Cedar (Western Red Cedar, Janka 350)

Cedar smells fantastic and looks warm, but on the CNC it's fragile and temperamental. It's one of the softest woods you'll encounter, and that softness means the fibers bend and tear instead of shearing cleanly. Fine details are difficult to achieve, and the wood splits easily along the grain.

CNC behavior: Cedar is very soft and brittle. The fibers split rather than cut, especially along the grain. Cross-grain routing produces the worst tearout of any common species. The aromatic oils can gum up bits (similar to pine resin, but less sticky). The wood is so soft that even mild clamping pressure can dent the surface.

Surface finish: Poor for fine work. Acceptable for large, bold designs where tearout isn't a concern. Deep V-carving works reasonably well because the scale of the carving masks the rough edges. Shallow detail carving is not recommended.

Common issues: Splitting along the grain. Cedar's long, straight fibers make it a pleasure to split by hand (great for shingles and fenceposts) and a nightmare for cross-grain CNC routing.

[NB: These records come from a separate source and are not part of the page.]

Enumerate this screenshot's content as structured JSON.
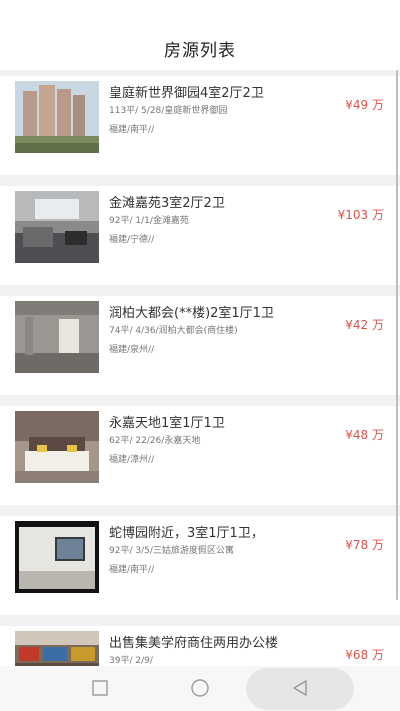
{
  "header": {
    "title": "房源列表"
  },
  "listings": [
    {
      "title": "皇庭新世界御园4室2厅2卫",
      "details": "113平/ 5/28/皇庭新世界御园",
      "location": "福建/南平//",
      "price": "¥49 万"
    },
    {
      "title": "金滩嘉苑3室2厅2卫",
      "details": "92平/ 1/1/金滩嘉苑",
      "location": "福建/宁德//",
      "price": "¥103 万"
    },
    {
      "title": "润柏大都会(**楼)2室1厅1卫",
      "details": "74平/ 4/36/润柏大都会(商住楼)",
      "location": "福建/泉州//",
      "price": "¥42 万"
    },
    {
      "title": "永嘉天地1室1厅1卫",
      "details": "62平/ 22/26/永嘉天地",
      "location": "福建/漳州//",
      "price": "¥48 万"
    },
    {
      "title": "蛇博园附近，3室1厅1卫，",
      "details": "92平/ 3/5/三姑旅游度假区公寓",
      "location": "福建/南平//",
      "price": "¥78 万"
    },
    {
      "title": "出售集美学府商住两用办公楼",
      "details": "39平/ 2/9/",
      "location": "",
      "price": "¥68 万"
    }
  ],
  "navbar": {
    "buttons": [
      "square-icon",
      "circle-icon",
      "back-triangle-icon"
    ]
  }
}
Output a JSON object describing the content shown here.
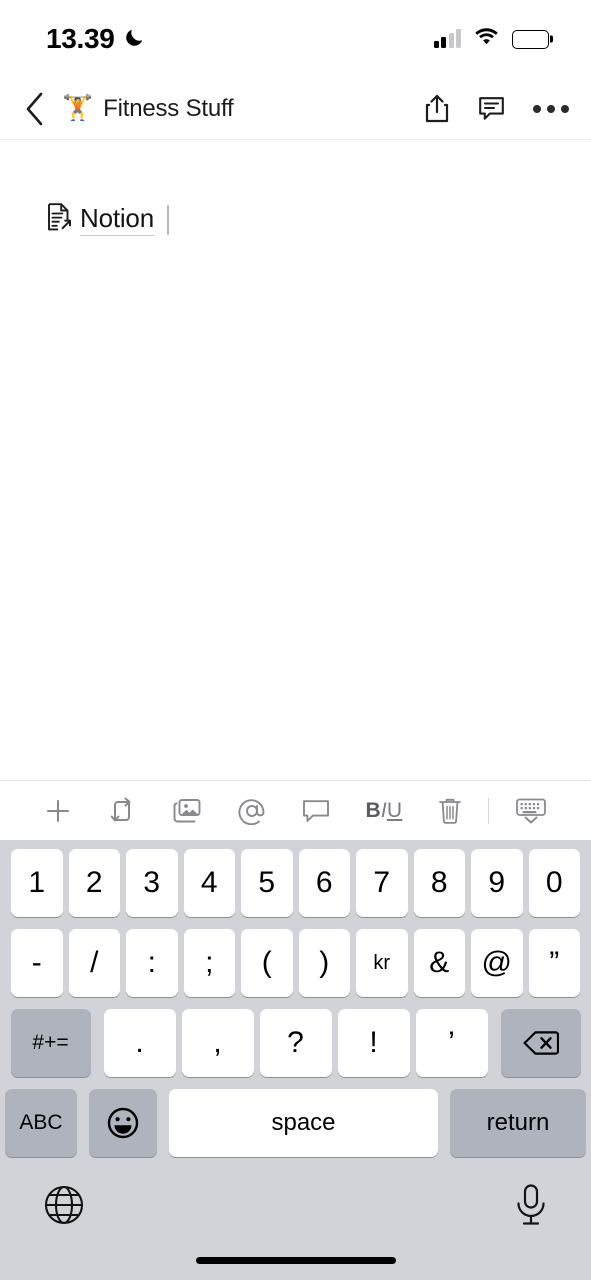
{
  "status_bar": {
    "time": "13.39",
    "dnd_icon": "moon-icon",
    "signal_icon": "cellular-signal-icon",
    "wifi_icon": "wifi-icon",
    "battery_icon": "battery-full-icon"
  },
  "nav_bar": {
    "back_icon": "chevron-left-icon",
    "page_emoji": "🏋️",
    "title": "Fitness Stuff",
    "share_icon": "share-icon",
    "comment_icon": "comment-icon",
    "more_icon": "more-horizontal-icon"
  },
  "content": {
    "link_icon": "document-link-icon",
    "link_text": "Notion",
    "caret": "text-cursor"
  },
  "toolbar": {
    "items": [
      {
        "name": "add-block-button",
        "icon": "plus-icon"
      },
      {
        "name": "move-block-button",
        "icon": "indent-arrows-icon"
      },
      {
        "name": "insert-image-button",
        "icon": "photos-icon"
      },
      {
        "name": "mention-button",
        "icon": "at-mention-icon"
      },
      {
        "name": "comment-button",
        "icon": "comment-bubble-icon"
      },
      {
        "name": "text-format-button",
        "icon": "biu-icon"
      },
      {
        "name": "delete-block-button",
        "icon": "trash-icon"
      },
      {
        "name": "dismiss-keyboard-button",
        "icon": "keyboard-dismiss-icon"
      }
    ],
    "biu": {
      "bold": "B",
      "italic": "I",
      "underline": "U"
    }
  },
  "keyboard": {
    "row1": [
      "1",
      "2",
      "3",
      "4",
      "5",
      "6",
      "7",
      "8",
      "9",
      "0"
    ],
    "row2": [
      "-",
      "/",
      ":",
      ";",
      "(",
      ")",
      "kr",
      "&",
      "@",
      "”"
    ],
    "row3": {
      "symbols_key": "#+=",
      "keys": [
        ".",
        ",",
        "?",
        "!",
        "’"
      ],
      "backspace_icon": "backspace-icon"
    },
    "row4": {
      "abc_key": "ABC",
      "emoji_icon": "emoji-smiley-icon",
      "space_key": "space",
      "return_key": "return"
    },
    "bottom": {
      "globe_icon": "globe-icon",
      "mic_icon": "microphone-icon",
      "home_indicator": "home-indicator"
    }
  },
  "colors": {
    "keyboard_bg": "#d1d3d9",
    "key_light": "#ffffff",
    "key_dark": "#aeb3be",
    "toolbar_icon": "#8a8a8e",
    "text_primary": "#141414"
  }
}
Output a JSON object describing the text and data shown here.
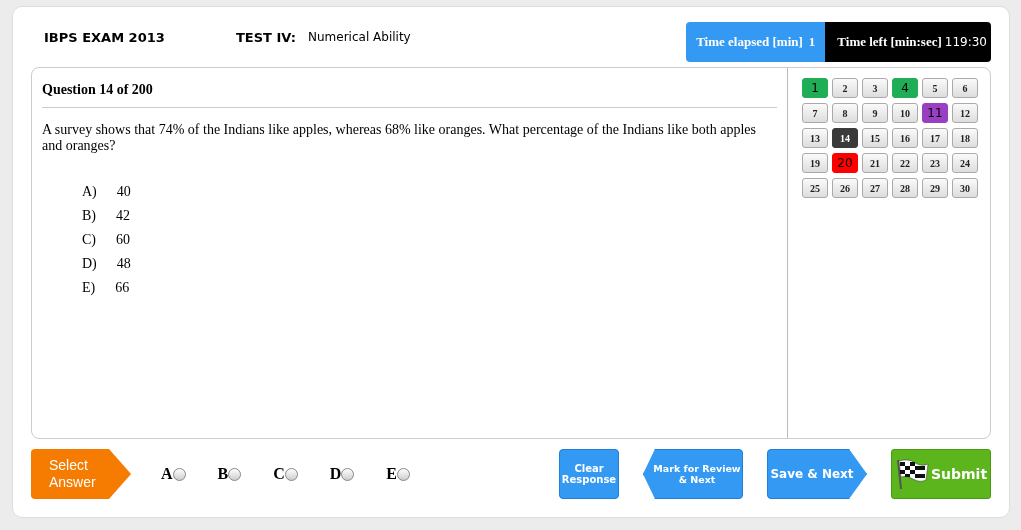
{
  "header": {
    "exam_title": "IBPS EXAM 2013",
    "test_label": "TEST IV:",
    "test_name": "Numerical Ability",
    "time_elapsed_label": "Time elapsed [min]",
    "time_elapsed": "1",
    "time_left_label": "Time left [min:sec]",
    "time_left": "119:30"
  },
  "question": {
    "heading": "Question 14 of 200",
    "text": "A survey shows that 74% of the Indians like apples, whereas 68% like oranges. What percentage of the Indians like both apples and oranges?",
    "options": [
      {
        "letter": "A)",
        "value": "40"
      },
      {
        "letter": "B)",
        "value": "42"
      },
      {
        "letter": "C)",
        "value": "60"
      },
      {
        "letter": "D)",
        "value": "48"
      },
      {
        "letter": "E)",
        "value": "66"
      }
    ]
  },
  "palette": [
    {
      "number": "1",
      "kind": "answered",
      "selected": false
    },
    {
      "number": "2",
      "kind": "not_visited",
      "selected": false
    },
    {
      "number": "3",
      "kind": "not_visited",
      "selected": false
    },
    {
      "number": "4",
      "kind": "answered",
      "selected": false
    },
    {
      "number": "5",
      "kind": "not_visited",
      "selected": false
    },
    {
      "number": "6",
      "kind": "not_visited",
      "selected": false
    },
    {
      "number": "7",
      "kind": "not_visited",
      "selected": false
    },
    {
      "number": "8",
      "kind": "not_visited",
      "selected": false
    },
    {
      "number": "9",
      "kind": "not_visited",
      "selected": false
    },
    {
      "number": "10",
      "kind": "not_visited",
      "selected": false
    },
    {
      "number": "11",
      "kind": "review",
      "selected": false
    },
    {
      "number": "12",
      "kind": "not_visited",
      "selected": false
    },
    {
      "number": "13",
      "kind": "not_visited",
      "selected": false
    },
    {
      "number": "14",
      "kind": "not_visited",
      "selected": true
    },
    {
      "number": "15",
      "kind": "not_visited",
      "selected": false
    },
    {
      "number": "16",
      "kind": "not_visited",
      "selected": false
    },
    {
      "number": "17",
      "kind": "not_visited",
      "selected": false
    },
    {
      "number": "18",
      "kind": "not_visited",
      "selected": false
    },
    {
      "number": "19",
      "kind": "not_visited",
      "selected": false
    },
    {
      "number": "20",
      "kind": "not_answered",
      "selected": false
    },
    {
      "number": "21",
      "kind": "not_visited",
      "selected": false
    },
    {
      "number": "22",
      "kind": "not_visited",
      "selected": false
    },
    {
      "number": "23",
      "kind": "not_visited",
      "selected": false
    },
    {
      "number": "24",
      "kind": "not_visited",
      "selected": false
    },
    {
      "number": "25",
      "kind": "not_visited",
      "selected": false
    },
    {
      "number": "26",
      "kind": "not_visited",
      "selected": false
    },
    {
      "number": "27",
      "kind": "not_visited",
      "selected": false
    },
    {
      "number": "28",
      "kind": "not_visited",
      "selected": false
    },
    {
      "number": "29",
      "kind": "not_visited",
      "selected": false
    },
    {
      "number": "30",
      "kind": "not_visited",
      "selected": false
    }
  ],
  "answer_bar": {
    "label": "Select Answer",
    "choices": [
      {
        "letter": "A",
        "selected": false
      },
      {
        "letter": "B",
        "selected": false
      },
      {
        "letter": "C",
        "selected": false
      },
      {
        "letter": "D",
        "selected": false
      },
      {
        "letter": "E",
        "selected": false
      }
    ]
  },
  "actions": {
    "clear": "Clear Response",
    "mark_review": "Mark for Review & Next",
    "save_next": "Save & Next",
    "submit": "Submit"
  }
}
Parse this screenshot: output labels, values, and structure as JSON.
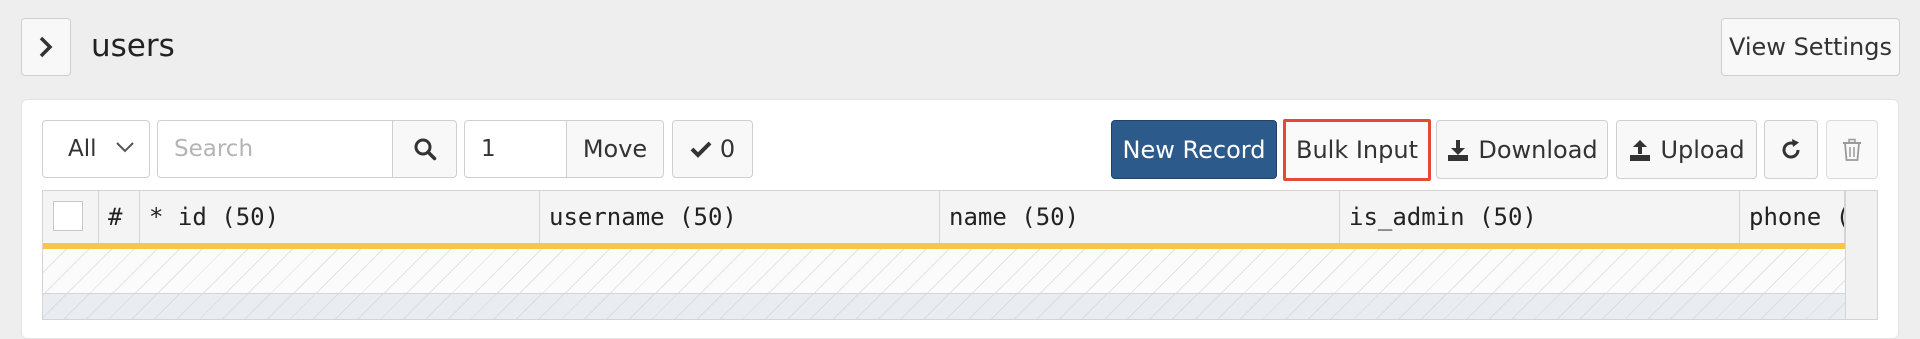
{
  "header": {
    "title": "users",
    "view_settings_label": "View Settings"
  },
  "toolbar": {
    "filter_value": "All",
    "search_placeholder": "Search",
    "page_value": "1",
    "move_label": "Move",
    "checked_count": "0",
    "new_record_label": "New Record",
    "bulk_input_label": "Bulk Input",
    "download_label": "Download",
    "upload_label": "Upload"
  },
  "grid": {
    "columns": [
      {
        "label": "#"
      },
      {
        "label": "* id (50)"
      },
      {
        "label": "username (50)"
      },
      {
        "label": "name (50)"
      },
      {
        "label": "is_admin (50)"
      },
      {
        "label": "phone ("
      }
    ]
  },
  "colors": {
    "primary": "#2c5a8a",
    "highlight_border": "#e44a36",
    "new_row_accent": "#f7c548"
  }
}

The wood also varies significantly in density between heartwood (the darker, aromatic center) and sapwood (the lighter, outer portion).

Starting parameters (1/4" 2-flute upcut):

ParameterValue
RPM14,000
Feed Rate2200 mm/min (85 IPM)
Plunge Rate700 mm/min (28 IPM)
Depth per Pass3-4mm
Stepover40%

Best for: Outdoor signs (cedar is naturally rot-resistant), large bold designs, projects where the smell and weather resistance matter more than fine detail. Cedar plaques and address signs are popular CNC projects.

Cost: Moderate for clear grades. $5-8 per board foot. Readily available at lumber yards and big-box stores, though most of the stock is intended for decking and fencing (rough-sawn, not surfaced).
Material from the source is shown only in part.